Das KrntEHG blieb auch nach den erwähnten Änderungen des gesetzlichen Ehegattenerbrechtes in seiner Anordnung über die Rangordnung zur Hofübernahme unter einer Mehrzahl kraft Gesetzes zur Erbfolge berufenen Personen formell unverändert.

Das Anerbengesetz, das für einen anderen räumlichen Geltungsbereich gleichartige Regelungsfragen zu bewältigen hatte, enthält in seinem § 3 Abs.1 Z 3 über die Rangordnung des überlebenden Ehegatten zur Hofübernahme die ausdrückliche Anordnung, daß Abkömmlinge des Erblassers vor dem überlebenden Ehegatten den Vorzug haben, dieser aber vor den übrigen Verwandten reiht. Der Oberste Gerichtshof hat zu § 7 Z 4 KrntEHG erkannt, daß der überlebende Ehegatte allen miterbenden Verwandten des Erblassers bei der Berufung zur Hofübernahme nachgehe, weil er mangels Verwandtschaft mit dem Erblasser stets einer Person gleichgestellt werden müsse, die mit dem Erblasser entfernter verwandt sei, als jeder mit dem Erblasser verwandte Miterbe (1 Ob 180/57). Diese Ansicht wurde, ohne weitere Ausführung, auch nach der Erlassung des AnerbenG aufrechterhalten (1 Ob 147/74).

In der Literatur vertritt Kralik in Ehrenzweig, System IV 3 (ErbR), 379, die nicht weiter ausgeführte Ansicht, daß die Verwandten der zweiten oder einer höheren Parentel vor dem miterbenden Ehegatten gereiht seien. Dieselbe Ansicht vertraten Webhofer im Klang-Komm. 2 , III,815, 819; Roth in NZ 1949, 138 ff, 154 ff, 170 ff ohne nähere Begründung und Pitter in NZ 1916; 85 ff, 86 mit dem Argument der fehlenden Verwandtschaft. Zemen in NZ 1983, 145 ff, 161 ff,163 erachtet dagegen unter Bedachtnahme auf die Ermächtigung des § 5 ReichsrahmenG 1889 und die seither eingetretene Verbesserung des Ehegattenintestaterbrechtes sowie mit Rücksicht auf die Analogie zu § 3 Abs.1 Z 3 AnerbenG die gegenteilige Auslegung als unverrückbar und zwingend. Die aufgezeigte Rechtsentwicklung gibt Anlaß, die Stellung des Ehegatten in der Rangordnung der nach § 7 KrntEHG zur Hofübernahme Berufenen neu zu überdenken:

Das Anerbenrecht läßt die allgemein bürgerlich-rechtliche Erbfolgeordnung unangetastet, setzt diese voraus und nimmt sie zur Grundlage. Das erste Hauptanliegen jeder anerbenrechtlichen Regelung zielt darauf, daß auch bei einer Erbenmehrheit der Hof im Erbwege nur in die Hände einer einzigen physischen Person gelange. Die Bestimmung dieser Person 'unter mehreren zugleich eintretenden Erben' hat nach der im Sinne des Reichsrahmengesetzes getroffenen Anordnung im § 7 Satz 1 KrntEHG 'nach dem Rechte und der Ordnung der gesetzlichen Erbfolge' zu erfolgen. Änderungen der Bestimmungen über diese gesetzliche Erbfolgeordnung führen daher mittelbar auch zur entsprechenden Änderung der Regeln über die Bestimmung der zur Hofübernahme berufenen Personen.

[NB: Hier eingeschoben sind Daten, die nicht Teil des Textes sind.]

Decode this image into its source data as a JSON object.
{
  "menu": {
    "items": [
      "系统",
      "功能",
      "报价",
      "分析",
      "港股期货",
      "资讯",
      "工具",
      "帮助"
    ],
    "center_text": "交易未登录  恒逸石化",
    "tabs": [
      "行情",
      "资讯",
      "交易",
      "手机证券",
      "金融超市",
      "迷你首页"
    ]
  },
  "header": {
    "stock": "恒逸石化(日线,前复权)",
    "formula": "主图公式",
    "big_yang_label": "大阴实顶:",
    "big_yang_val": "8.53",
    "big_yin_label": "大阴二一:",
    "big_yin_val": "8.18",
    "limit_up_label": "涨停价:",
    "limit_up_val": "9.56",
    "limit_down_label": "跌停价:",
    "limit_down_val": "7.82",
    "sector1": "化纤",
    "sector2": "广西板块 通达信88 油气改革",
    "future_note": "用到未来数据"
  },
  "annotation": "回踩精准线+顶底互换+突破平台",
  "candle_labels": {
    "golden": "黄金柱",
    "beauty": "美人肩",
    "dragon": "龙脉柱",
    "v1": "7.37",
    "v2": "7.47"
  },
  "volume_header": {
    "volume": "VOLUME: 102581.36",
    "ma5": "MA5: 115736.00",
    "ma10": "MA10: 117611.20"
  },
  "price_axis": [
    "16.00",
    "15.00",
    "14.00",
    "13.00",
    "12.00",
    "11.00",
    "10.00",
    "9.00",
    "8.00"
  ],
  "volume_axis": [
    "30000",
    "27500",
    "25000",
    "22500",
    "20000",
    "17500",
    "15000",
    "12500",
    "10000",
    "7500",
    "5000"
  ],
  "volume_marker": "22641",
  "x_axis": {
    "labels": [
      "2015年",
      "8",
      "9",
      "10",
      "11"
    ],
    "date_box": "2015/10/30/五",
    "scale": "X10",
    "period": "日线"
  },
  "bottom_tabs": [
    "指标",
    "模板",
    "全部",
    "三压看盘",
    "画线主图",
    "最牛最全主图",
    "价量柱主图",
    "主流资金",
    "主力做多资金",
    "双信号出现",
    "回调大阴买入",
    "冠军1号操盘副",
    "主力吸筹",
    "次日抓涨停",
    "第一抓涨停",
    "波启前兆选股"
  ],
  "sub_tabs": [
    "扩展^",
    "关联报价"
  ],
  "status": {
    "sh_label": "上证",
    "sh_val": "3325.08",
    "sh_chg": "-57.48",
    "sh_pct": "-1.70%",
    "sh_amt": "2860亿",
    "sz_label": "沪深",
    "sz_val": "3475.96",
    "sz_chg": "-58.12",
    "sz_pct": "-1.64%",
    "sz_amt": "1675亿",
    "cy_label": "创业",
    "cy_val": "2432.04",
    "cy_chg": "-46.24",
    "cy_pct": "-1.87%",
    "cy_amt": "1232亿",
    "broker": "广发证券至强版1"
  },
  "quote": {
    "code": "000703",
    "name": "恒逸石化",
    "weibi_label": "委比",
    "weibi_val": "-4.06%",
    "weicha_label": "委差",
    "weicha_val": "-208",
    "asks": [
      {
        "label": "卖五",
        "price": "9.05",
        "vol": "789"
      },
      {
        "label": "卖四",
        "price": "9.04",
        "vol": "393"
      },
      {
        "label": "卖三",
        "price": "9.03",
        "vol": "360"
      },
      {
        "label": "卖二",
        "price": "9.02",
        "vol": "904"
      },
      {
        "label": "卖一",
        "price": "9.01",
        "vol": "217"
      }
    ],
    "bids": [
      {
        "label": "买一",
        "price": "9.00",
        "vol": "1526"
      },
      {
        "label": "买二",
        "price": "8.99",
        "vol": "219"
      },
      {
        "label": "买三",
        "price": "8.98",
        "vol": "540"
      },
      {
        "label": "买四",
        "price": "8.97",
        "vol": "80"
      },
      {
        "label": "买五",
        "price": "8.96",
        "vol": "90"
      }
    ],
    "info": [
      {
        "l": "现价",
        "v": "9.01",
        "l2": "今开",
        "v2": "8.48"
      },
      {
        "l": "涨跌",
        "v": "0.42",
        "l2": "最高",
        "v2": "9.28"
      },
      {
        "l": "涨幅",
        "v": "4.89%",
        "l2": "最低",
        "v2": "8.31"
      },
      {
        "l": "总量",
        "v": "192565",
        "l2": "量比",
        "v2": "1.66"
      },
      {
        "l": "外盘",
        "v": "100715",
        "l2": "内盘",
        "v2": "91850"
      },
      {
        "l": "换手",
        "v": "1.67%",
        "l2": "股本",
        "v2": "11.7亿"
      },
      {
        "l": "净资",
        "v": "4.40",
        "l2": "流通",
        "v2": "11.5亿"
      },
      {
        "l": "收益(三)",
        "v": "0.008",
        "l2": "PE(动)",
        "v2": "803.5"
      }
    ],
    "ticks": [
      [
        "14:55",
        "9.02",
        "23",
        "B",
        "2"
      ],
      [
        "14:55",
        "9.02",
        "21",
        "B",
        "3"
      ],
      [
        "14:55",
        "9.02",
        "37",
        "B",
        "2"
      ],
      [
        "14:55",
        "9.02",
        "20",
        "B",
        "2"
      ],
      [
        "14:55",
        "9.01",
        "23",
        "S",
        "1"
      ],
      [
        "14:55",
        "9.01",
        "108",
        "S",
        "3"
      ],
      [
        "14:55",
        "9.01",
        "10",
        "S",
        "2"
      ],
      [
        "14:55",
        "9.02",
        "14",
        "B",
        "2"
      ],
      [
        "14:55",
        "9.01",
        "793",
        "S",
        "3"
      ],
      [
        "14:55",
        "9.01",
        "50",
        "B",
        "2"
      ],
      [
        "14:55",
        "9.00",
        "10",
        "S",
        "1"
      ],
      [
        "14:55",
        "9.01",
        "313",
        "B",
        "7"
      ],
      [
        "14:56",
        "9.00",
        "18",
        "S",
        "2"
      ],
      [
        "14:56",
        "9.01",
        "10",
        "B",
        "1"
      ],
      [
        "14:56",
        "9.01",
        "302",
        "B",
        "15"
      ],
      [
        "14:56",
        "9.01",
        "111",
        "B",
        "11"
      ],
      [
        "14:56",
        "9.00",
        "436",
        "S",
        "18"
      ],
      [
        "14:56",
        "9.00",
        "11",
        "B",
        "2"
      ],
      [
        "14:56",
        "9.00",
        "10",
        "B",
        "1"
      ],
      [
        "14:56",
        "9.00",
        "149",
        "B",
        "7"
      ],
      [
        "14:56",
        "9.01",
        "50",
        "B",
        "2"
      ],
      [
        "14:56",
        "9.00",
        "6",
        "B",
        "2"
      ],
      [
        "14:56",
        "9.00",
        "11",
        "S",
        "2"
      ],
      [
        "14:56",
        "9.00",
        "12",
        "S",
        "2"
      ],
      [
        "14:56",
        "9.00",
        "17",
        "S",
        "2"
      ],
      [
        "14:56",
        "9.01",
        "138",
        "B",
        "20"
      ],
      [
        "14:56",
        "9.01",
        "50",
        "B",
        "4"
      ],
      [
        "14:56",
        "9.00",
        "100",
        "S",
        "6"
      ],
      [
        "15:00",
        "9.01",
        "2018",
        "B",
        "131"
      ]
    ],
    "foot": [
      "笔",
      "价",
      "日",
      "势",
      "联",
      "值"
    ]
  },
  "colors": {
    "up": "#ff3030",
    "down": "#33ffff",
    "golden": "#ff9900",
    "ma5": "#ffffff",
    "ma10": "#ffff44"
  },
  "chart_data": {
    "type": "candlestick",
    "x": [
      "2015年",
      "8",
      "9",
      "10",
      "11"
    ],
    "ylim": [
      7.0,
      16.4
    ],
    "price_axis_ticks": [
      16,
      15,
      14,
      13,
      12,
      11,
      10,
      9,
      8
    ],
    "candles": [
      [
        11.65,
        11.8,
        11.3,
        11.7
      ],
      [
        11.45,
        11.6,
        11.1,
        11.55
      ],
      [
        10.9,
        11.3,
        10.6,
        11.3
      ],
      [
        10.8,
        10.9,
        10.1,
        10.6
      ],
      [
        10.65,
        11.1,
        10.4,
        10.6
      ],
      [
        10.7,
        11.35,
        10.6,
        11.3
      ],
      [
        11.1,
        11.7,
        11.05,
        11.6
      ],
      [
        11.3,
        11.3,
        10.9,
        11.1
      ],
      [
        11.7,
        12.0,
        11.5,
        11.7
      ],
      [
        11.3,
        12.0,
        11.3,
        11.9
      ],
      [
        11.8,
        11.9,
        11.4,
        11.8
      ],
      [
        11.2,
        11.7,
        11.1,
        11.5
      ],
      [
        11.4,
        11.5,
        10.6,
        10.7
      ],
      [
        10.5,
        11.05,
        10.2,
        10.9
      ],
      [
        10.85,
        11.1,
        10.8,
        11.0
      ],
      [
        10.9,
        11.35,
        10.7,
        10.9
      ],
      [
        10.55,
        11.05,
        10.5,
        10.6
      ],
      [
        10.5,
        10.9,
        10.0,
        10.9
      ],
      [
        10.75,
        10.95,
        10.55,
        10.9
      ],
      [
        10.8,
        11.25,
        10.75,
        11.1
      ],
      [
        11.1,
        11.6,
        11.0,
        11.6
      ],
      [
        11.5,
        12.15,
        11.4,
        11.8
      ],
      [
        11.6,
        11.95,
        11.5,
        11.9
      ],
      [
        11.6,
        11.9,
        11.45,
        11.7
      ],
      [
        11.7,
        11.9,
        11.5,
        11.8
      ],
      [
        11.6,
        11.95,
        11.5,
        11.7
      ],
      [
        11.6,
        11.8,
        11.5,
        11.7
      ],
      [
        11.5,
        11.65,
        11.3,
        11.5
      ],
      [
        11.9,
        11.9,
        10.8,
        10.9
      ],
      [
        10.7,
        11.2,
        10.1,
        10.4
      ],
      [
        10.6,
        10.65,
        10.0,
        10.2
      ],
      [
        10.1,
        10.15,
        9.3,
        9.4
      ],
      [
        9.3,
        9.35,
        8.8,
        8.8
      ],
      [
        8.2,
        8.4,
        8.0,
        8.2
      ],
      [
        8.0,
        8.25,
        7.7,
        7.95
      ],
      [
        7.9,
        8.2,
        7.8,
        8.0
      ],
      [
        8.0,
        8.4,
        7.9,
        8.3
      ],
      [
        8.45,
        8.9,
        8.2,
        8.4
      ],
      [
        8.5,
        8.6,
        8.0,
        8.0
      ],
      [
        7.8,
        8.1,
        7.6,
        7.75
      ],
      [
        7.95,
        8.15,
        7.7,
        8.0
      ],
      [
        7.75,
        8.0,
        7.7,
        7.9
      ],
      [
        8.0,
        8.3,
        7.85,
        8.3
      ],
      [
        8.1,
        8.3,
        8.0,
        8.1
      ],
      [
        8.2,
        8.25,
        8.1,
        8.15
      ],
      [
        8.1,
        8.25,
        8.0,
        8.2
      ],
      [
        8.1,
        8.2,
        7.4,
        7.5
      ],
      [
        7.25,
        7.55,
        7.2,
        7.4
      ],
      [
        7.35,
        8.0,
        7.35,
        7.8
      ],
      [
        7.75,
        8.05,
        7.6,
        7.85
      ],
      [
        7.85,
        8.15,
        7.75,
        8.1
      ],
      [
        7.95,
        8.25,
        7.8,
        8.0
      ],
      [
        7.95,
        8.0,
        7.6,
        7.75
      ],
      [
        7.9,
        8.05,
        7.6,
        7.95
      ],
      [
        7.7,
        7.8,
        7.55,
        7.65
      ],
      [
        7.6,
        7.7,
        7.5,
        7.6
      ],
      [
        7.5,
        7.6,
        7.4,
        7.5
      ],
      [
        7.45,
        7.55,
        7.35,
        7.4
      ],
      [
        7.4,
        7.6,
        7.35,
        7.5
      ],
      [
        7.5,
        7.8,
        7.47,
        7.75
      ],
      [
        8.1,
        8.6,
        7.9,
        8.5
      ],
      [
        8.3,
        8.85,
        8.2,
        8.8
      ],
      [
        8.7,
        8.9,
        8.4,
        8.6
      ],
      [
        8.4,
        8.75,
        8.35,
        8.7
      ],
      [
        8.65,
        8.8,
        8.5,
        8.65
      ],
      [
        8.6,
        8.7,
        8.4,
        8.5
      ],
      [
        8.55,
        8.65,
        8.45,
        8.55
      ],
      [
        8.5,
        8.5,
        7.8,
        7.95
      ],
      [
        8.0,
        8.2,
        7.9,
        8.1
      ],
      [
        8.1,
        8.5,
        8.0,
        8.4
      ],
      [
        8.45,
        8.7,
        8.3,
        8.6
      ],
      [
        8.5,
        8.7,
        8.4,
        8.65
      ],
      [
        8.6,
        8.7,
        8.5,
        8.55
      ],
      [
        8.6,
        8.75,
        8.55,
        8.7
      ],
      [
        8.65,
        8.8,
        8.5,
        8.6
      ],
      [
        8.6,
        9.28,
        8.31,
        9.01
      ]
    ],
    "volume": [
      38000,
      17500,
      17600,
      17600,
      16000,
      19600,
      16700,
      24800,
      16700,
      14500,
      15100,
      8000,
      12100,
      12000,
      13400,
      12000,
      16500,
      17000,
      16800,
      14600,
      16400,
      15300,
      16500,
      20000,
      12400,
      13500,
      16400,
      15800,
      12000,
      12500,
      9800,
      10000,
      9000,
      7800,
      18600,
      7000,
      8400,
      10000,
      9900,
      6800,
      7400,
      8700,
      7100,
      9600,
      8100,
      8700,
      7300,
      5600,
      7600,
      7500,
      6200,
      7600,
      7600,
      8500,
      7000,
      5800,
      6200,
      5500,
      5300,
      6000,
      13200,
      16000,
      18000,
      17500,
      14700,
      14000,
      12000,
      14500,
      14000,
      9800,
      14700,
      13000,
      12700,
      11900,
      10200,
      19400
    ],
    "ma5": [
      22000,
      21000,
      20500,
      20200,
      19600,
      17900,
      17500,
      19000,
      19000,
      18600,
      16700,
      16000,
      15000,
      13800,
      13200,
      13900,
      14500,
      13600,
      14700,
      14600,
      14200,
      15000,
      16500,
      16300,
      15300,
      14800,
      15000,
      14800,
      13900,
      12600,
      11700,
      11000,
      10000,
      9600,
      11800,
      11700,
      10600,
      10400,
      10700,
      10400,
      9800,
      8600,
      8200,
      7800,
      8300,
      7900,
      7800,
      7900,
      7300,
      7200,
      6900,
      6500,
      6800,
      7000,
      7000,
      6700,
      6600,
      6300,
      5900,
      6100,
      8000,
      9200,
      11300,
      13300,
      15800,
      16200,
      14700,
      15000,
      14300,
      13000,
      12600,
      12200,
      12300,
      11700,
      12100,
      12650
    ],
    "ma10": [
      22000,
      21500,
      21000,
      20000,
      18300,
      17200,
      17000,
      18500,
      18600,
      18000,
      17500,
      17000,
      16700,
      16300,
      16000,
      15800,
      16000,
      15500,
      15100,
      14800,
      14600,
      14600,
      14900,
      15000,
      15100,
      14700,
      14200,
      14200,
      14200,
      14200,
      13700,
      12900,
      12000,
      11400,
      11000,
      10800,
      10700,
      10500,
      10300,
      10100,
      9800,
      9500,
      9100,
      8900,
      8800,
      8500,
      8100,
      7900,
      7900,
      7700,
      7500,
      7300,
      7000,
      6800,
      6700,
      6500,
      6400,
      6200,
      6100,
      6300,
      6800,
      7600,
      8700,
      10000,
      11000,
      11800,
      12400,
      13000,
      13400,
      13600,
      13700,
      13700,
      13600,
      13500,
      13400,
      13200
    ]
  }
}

Nach der Formulierung des § 757 ABGB tritt der Ehegatte des Erblassers entweder neben die ehelichen Kinder und deren Nachkommen (also die erste Linie der Verwandten aus ehelicher Abstammung), neben Eltern des Erblassers und deren Nachkommen (also die zweite Linie der Verwandten aus ehelicher Abstammung) oder neben Großeltern des Erblassers; trifft er nicht mit Verwandten aus ehelicher Abstammung der ersten oder zweiten Linie oder mit Großeltern des Erblassers zusammen, erbt er allein. In diesem letzten Falle kommt es zu keiner Erbengemeinschaft. In allen übrigen Fällen des § 757 ABGB entsteht aber insofern eine heterogene Erbengemeinschaft, als dem Ehegatten zum Unterschied der übrigen Miterben ein für die Bestimmung zur Hofübernahme wesentliches Merkmal abgeht: Er ist nicht mit dem Erblasser verwandt. Im Falle eines Zusammentreffens des Ehegatten mit den im § 757 ABGB genannten Verwandten des Erblassers versagt also das primäre Kriterium zur Bestimmung des Hofübernehmers, der nähere oder entferntere Verwandtschaftsgrad. Die daraus gezogene Folgerung, jeder wenn auch in einem noch so entfernten Grad verwandte Angehörige des Erblassers müsse dem nicht mit ihm verwandten Ehegatten im Range vorangehen, widerspricht dem im § 7 Satz 1 KrntEHG formulierten Grundsatz der übereinstimmung mit der gesetzlichen Erbfolgeordnung, nach der der Ehegatte neben und keinesfalls nach den im § 757 ABGB genannten Personen zum Erben berufen ist. Daß dies nicht bloße Wortauslegung, sondern wertungsgerechte Gesetzesauslegung ist, folgt aus der Erwägung, daß - hier beschränkt sich die Ableitung auf den aktuellen Fall eines Zusammentreffens des überlebenden Ehegatten mit Verwandten der zweiten Linie - der Ehegatte (als einziger unter den Miterben) in abstracto pflichtteilsberechtigt ist und seine Erbquote das Doppelte aller übrigen zusammen ausmacht. Dem Ausmaß der Erbquote kann beim Versagen des gesetzlich bestimmten Berufungskriteriums insoferne eine hilfsweise Bedeutung für die Bestimmung des Anerben zugebilligt werden, als das zweite Hauptanliegen jeder anerbenrechtlichen Regelung das Wohlbestehenkönnen des Hofübernehmers ist und der Miterbe mit der größten Erbquote an die weichenden Erben die geringsten Geldleistungen zu erbringen hat, was die volkswirtschaftlich angestrebte Erhaltung der Lebensfähigkeit des Hofes und seines übernehmers fördert.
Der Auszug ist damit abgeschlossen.